NFC – Not For Commerce?

Last updated: 30 September 2015

eBay Chief Executive John Donahoe recently claimed that NFC stands for “Not for Commerce”, when discussing Near Field Communication being used to turn cell phones into mobile wallets. At Mobile World Congress, Russell Buckley said something along the same lines.

Apple has not yet backed the technology as many were expecting, but many of the largest US carriers and credit card companies have embraced the innovation as a way of showcasing their ambition. As we learned from our Contactless Challenge, one reason it’s not yet a mainstream method of payment is that merchants have been reluctant to spend money to upgrade their checkout terminals, until NFC is more widely adopted. This makes it a classic chicken & egg situation.

We also discovered that several big brands had integrated contactless payment terminals, but when it came to going ‘truly contactless’, smaller merchants were a long way behind. It’s clear that NFC adoption will be led by names like Pret-A-Manger, who revealed recently that their contactless payment revenue in the UK boomed over the past 12 months.

In the U.S., ISIS, the mobile wallet joint venture between Verizon Wireless, AT&T and T-Mobile USA, switched on its NFC payments and offers service in October last year and reports suggest pilots are doing very well, with active users using the wallet five or more times a week.

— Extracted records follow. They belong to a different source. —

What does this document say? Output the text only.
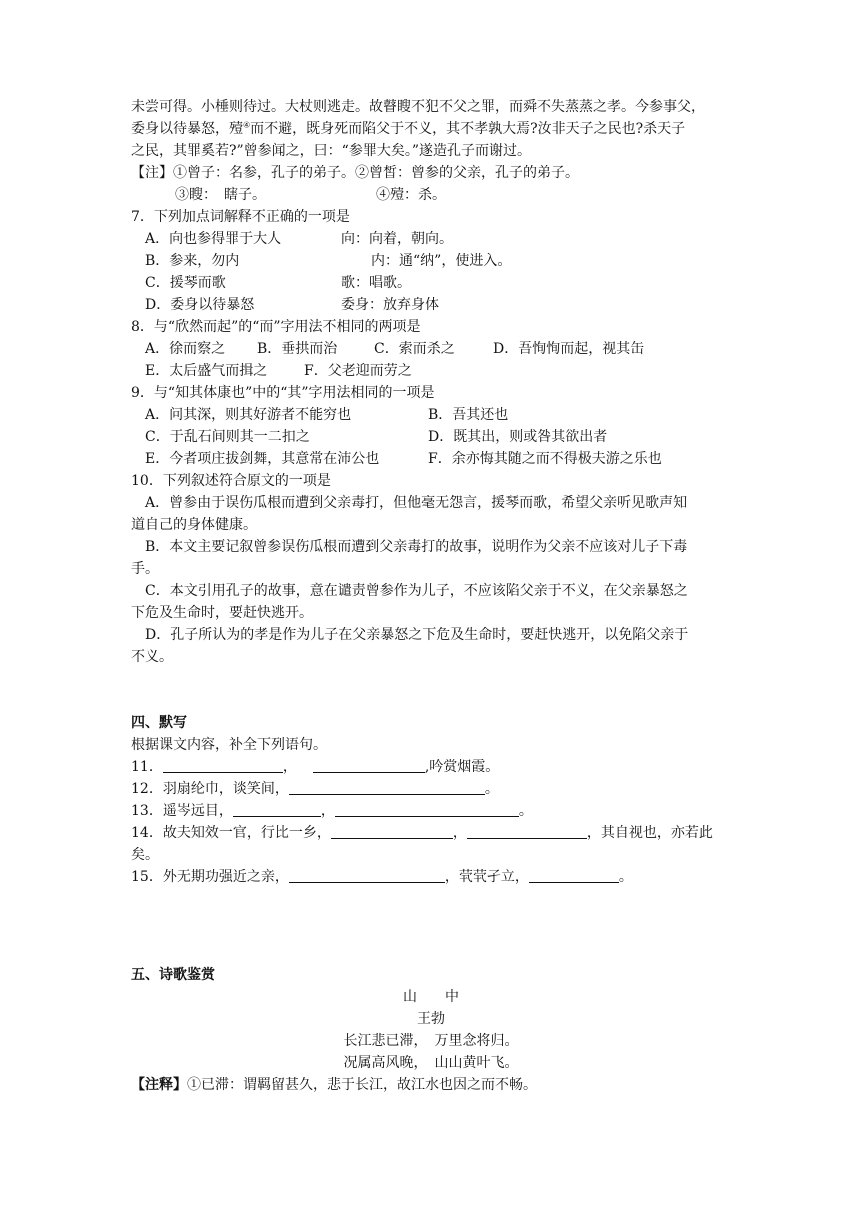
未尝可得。小棰则待过。大杖则逃走。故瞽瞍不犯不父之罪，而舜不失蒸蒸之孝。今参事父，
委身以待暴怒，殪④而不避，既身死而陷父于不义，其不孝孰大焉?汝非天子之民也?杀天子
之民，其罪奚若?”曾参闻之，曰：“参罪大矣。”遂造孔子而谢过。
【注】①曾子：名参，孔子的弟子。②曾皙：曾参的父亲，孔子的弟子。
③瞍：　瞎子。	④殪：杀。
7．下列加点词解释不正确的一项是
A．向也参得罪于大人	向：向着，朝向。
B．参来，勿内	内：通“纳”，使进入。
C．援琴而歌	歌：唱歌。
D．委身以待暴怒	委身：放弃身体
8．与“欣然而起”的“而”字用法不相同的两项是
A．徐而察之 B．垂拱而治	C．索而杀之	D．吾恂恂而起，视其缶
E．太后盛气而揖之	F．父老迎而劳之
9．与“知其体康也”中的“其”字用法相同的一项是
A．问其深，则其好游者不能穷也	B．吾其还也
C．于乱石间则其一二扣之	D．既其出，则或咎其欲出者
E．今者项庄拔剑舞，其意常在沛公也	F．余亦悔其随之而不得极夫游之乐也
10．下列叙述符合原文的一项是
A．曾参由于误伤瓜根而遭到父亲毒打，但他毫无怨言，援琴而歌，希望父亲听见歌声知
道自己的身体健康。
B．本文主要记叙曾参误伤瓜根而遭到父亲毒打的故事，说明作为父亲不应该对儿子下毒
手。
C．本文引用孔子的故事，意在谴责曾参作为儿子，不应该陷父亲于不义，在父亲暴怒之
下危及生命时，要赶快逃开。
D．孔子所认为的孝是作为儿子在父亲暴怒之下危及生命时，要赶快逃开，以免陷父亲于
不义。
四、默写
根据课文内容，补全下列语句。
11．	，	,吟赏烟霞。
12．羽扇纶巾，谈笑间，	。
13．遥岑远目，	，	。
14．故夫知效一官，行比一乡，	，	，其自视也，亦若此
矣。
15．外无期功强近之亲，	，茕茕孑立，	。
五、诗歌鉴赏
山　　中
王勃
长江悲已滞，　万里念将归。
况属高风晚，　山山黄叶飞。
【注释】①已滞：谓羁留甚久，悲于长江，故江水也因之而不畅。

Despite all the positive vibes that came from the Smart Card Alliance Payments Summit last month, Apple remains a key player in the adoption of NFC payment transactions. Understandably, any snub on innovation by a company the size of Apple will affect adoption. However, as Apple’s Passbook app would suggest, there is a market (it is acknowledging) for loyalty cards, tickets and marketing coupons on a mobile device. NFC will help extend the range of possibilities in this space.

It’s evident to me that there is an appetite for simple, effective use of NFC in services like the POPWings business cards on display at MWC13, available in 190 countries, which speed up digital lives. The uses of NFC technology stretch far beyond payments. Where have you seen it?